Dört nala giderken birden n’oldu böyle??
Kurulduğu günden itibaren kuşkuyla yaklaşanı da Türkiye’de internet girişimlerini başka bir seviyeye taşıyacağını düşünen de çok oldu. Türkiye’nin ilk “unicorn” (1 milyar $ değerli) Start-Up’ı olma hedefiyle yola çıkmış ve Wired dergisi tarafından 2015 yılında Türkiye’nin en parlak 10 girişimi arasında gösterilmişti.
Kendini bir sosyal e-ticaret platformu olarak tanımlayan incir.com, 2014 yılında yüzde 2.500! büyümeyi başarmış ve mağaza sayısını 2015 yılında 10 bine çıkarmıştı. İş modeli, e-ticaret faaliyetinin tüm operasyonel altyapısının İncir tarafından üstlenilerek kolayca online mağaza açılabilmesi ve referans yoluyla bu mağazalardan yapılan alışverişlerden prim kazanılmasına dayanıyordu.

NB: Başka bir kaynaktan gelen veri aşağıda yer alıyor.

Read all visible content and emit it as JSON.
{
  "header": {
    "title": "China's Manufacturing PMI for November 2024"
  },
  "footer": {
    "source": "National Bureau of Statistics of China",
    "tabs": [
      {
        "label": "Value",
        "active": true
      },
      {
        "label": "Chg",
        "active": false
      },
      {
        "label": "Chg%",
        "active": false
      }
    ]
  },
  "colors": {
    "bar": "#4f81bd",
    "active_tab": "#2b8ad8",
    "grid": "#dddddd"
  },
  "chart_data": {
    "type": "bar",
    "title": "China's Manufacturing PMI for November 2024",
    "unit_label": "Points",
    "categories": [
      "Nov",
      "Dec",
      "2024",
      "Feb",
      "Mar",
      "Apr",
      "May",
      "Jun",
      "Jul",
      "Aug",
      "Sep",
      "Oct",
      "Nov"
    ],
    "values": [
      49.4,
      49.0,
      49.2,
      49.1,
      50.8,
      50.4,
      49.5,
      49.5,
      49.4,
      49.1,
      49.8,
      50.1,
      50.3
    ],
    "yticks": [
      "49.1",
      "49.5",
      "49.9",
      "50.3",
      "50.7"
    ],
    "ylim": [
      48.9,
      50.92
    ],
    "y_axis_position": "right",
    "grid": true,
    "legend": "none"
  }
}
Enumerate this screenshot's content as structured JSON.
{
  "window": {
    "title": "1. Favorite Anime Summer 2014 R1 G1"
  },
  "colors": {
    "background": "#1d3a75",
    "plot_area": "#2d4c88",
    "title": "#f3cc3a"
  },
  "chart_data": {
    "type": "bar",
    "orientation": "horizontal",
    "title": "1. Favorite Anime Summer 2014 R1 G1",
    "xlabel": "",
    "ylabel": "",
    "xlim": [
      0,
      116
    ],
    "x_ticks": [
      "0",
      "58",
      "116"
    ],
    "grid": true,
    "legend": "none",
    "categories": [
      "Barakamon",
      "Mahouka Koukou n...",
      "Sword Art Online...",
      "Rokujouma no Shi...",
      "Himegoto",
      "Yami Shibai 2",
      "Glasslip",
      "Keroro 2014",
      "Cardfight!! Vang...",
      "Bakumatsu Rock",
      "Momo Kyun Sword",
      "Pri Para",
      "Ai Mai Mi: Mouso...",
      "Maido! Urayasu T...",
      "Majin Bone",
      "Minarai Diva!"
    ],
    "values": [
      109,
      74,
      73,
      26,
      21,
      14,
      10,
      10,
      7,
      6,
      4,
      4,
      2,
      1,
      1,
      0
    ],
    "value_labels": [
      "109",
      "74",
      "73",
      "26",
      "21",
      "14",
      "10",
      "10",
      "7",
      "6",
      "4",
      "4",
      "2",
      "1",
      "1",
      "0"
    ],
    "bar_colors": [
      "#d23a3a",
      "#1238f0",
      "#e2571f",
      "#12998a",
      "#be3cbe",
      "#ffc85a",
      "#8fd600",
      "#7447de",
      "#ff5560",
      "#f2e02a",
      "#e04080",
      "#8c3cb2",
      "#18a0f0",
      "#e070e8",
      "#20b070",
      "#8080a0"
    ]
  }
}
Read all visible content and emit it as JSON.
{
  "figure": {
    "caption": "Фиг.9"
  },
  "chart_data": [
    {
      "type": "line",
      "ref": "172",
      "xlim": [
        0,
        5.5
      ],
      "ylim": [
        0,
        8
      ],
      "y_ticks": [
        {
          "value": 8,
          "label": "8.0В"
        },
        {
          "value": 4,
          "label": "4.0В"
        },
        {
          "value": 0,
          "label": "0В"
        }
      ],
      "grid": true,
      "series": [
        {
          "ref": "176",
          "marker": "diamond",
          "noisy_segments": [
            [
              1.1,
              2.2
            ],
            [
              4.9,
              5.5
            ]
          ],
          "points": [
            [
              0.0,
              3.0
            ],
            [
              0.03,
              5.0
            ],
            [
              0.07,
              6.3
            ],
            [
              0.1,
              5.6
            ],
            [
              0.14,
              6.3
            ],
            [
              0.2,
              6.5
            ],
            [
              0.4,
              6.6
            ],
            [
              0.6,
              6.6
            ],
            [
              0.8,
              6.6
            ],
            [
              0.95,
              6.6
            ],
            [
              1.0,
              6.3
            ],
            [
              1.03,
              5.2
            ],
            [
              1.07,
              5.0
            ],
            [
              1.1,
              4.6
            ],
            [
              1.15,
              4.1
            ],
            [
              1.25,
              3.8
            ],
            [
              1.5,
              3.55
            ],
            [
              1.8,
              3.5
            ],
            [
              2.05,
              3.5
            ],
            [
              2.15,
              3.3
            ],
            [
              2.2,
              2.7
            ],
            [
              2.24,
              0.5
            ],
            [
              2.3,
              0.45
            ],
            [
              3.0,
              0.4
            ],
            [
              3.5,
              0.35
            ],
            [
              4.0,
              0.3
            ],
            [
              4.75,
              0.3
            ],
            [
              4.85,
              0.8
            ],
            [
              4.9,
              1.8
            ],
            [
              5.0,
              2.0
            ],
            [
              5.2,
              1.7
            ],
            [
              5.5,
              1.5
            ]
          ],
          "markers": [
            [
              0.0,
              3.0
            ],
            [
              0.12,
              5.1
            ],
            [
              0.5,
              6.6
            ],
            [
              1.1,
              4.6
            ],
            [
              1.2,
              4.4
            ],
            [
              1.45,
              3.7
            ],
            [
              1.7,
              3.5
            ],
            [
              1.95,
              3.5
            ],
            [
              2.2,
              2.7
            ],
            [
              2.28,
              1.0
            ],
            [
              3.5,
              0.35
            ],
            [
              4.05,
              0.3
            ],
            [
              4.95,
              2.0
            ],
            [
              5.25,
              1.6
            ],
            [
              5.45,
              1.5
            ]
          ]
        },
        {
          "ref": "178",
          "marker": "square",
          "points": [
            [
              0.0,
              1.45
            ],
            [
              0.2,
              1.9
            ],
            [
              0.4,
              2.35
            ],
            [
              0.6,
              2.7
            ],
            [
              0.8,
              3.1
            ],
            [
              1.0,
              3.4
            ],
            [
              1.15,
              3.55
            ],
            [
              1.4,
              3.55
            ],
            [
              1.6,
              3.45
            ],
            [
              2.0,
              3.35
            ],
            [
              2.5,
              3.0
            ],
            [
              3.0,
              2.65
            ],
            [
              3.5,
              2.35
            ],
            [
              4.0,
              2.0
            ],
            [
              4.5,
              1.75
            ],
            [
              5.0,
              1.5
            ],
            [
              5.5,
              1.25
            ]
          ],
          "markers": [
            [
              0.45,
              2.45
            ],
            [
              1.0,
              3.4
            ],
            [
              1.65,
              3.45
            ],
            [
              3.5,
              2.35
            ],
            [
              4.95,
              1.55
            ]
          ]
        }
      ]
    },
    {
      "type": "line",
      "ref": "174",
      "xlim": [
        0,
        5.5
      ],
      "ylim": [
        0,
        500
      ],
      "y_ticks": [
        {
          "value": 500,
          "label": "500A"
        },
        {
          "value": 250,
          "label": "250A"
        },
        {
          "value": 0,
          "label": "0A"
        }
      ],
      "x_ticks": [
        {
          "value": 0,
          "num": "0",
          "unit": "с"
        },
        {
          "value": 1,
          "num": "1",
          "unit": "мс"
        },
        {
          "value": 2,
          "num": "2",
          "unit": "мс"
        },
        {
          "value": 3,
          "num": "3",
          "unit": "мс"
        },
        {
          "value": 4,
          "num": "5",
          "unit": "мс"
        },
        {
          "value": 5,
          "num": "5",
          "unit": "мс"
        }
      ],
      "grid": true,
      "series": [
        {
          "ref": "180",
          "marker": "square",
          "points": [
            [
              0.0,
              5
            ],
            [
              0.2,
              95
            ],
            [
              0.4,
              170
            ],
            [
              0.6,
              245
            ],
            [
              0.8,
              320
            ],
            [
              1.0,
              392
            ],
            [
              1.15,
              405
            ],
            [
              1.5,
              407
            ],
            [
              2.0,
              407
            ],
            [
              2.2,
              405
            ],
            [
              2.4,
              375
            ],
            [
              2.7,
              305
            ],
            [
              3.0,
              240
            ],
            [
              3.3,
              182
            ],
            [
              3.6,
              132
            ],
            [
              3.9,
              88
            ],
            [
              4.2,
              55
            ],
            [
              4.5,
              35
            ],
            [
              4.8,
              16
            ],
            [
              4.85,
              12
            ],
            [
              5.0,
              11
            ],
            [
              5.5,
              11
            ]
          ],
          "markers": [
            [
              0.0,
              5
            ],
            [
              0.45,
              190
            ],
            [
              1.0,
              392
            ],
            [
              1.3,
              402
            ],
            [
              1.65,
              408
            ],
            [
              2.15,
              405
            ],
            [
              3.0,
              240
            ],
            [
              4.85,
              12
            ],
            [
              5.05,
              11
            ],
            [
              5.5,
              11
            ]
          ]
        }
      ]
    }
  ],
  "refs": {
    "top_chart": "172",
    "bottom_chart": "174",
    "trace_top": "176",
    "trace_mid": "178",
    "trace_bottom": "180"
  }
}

Ancak yakaladığı ultra yüksek hızlı büyüme grafiği ve aldığı yatırımlar sonucunda ulaştığı 57 milyon $ seviyesindeki değerine rağmen 2016 yılında kapatma kararı aldı. İncir de geleneksel e-ticaretten farklılaşan ve bu farklılığın hem rekabet üstünlüğü hem de alışılmışın dışında riskler taşıdığı bir iş modeline sahipti. Dolayısıyla yüksek hızlı büyüme beraberinde yüksek operasyonel maliyetleri ve yönetilmesi gereken karmaşık süreçleri getirdi.
2016 yılından itibaren büyümesi yavaşlayan girişimin operasyonlarını aynı etkinlikle devam ettirebilmesi için yeni yatırıma ihtiyacı bulunuyordu. Tam da bu süreçte girişimin kontrolünde olmayan risklerin ortaya çıkması sonucunda (15 Temmuz darbe girişimi gibi), girişim yatırımcı bulmakta zorlandı ve süreci mevcut kaynaklarıyla sürdüremez hale geldi. Üstelik ortaya çıkan bu yeni durum sadece operasyonel tarafı değil iş hacmini de ciddi ölçüde etkilemiş ve yarı yarıya bir daralmayla sonuçlanmıştı. Sonuç itibariyle tıpkı Tazedirekt’te olduğu gibi, başarılı olması beklenen bir girişim daha başarısızlıkla girişimler mezarlığındaki yerini aldı.
Çıkarılacak Dersler
- Büyüme iyi bir şeydir. Hiçbir girişim az büyümek istemez. Ancak büyümenin ölçülebilir ve yönetilebilir gerçekleşmesi önemlidir. Büyüme, işin doğası gereği organik olarak ortaya çıkarsa bir bütün halinde gerçekleşeceği için girişimin büyümeyi yakalamak ya da kontrol etmek gibi bir problemi olmaz. Ancak İncir’deki “aşırı” hızlı büyüme, girişimin operasyonel süreçlerinin büyüme hızına yetişememesine ve dolayısıyla yönetim problemlerinin ortaya çıkmasına, maliyetlerin artmasına ve sonuç itibariyle ihtiyaç duyduğu yatırım miktarının da orantısız biçimde yükselmesine neden olmuştur.
- Girişimciler için başarının doğru yönetimi kadar başarısızlığın da yönetimi önemlidir. İşler kötü gitmeye başladığında neler yapılabileceğine dair bir fikir sahibi olunmazsa sürecin tersine çevrilmesi pek mümkün değildir. Bu açıdan girişimci, iş hacminin daraldığı dönemlerde bir Start-Up’ın en temel özelliği olan esnekliğini kullanamaz ve yeni koşula hızla ayak uydurarak sadeleşmeyi sağlayamazsa başarısızlık kaçınılmaz olur. Bir Start-Up’ın en büyük korkusu hantallık olmalıdır. Sanırım hantal yapının en büyük belirtisi de daha az işi yapmak için daha fazla kişinin şirket koridorlarında gezinmesi olarak görülebilir.
- Kısa, orta ve uzun vadeli planlamalara sahip olmadan yola çıkan girişimler için gelecek tam bir belirsizlik yumağıdır. Özellikle Türkiye gibi birçok dış etkenin hızla değişebildiği, rüzgarın zaman zaman arkanızdan zaman zaman ise karşınızdan estiği coğrafyalarda farklı alternatiflere sahip planlar yapmak ve bu planları stratejilerle destekleyerek kurum kültürüne adapte edebilmek çok önemlidir. Plansız büyüme, plansız alınan yatırımlar ve plansız küçülme gibi keskin hareketler girişimin temel niteliklerinin kaybolmasına ve sonuç itibariyle batmasına yol açabilir.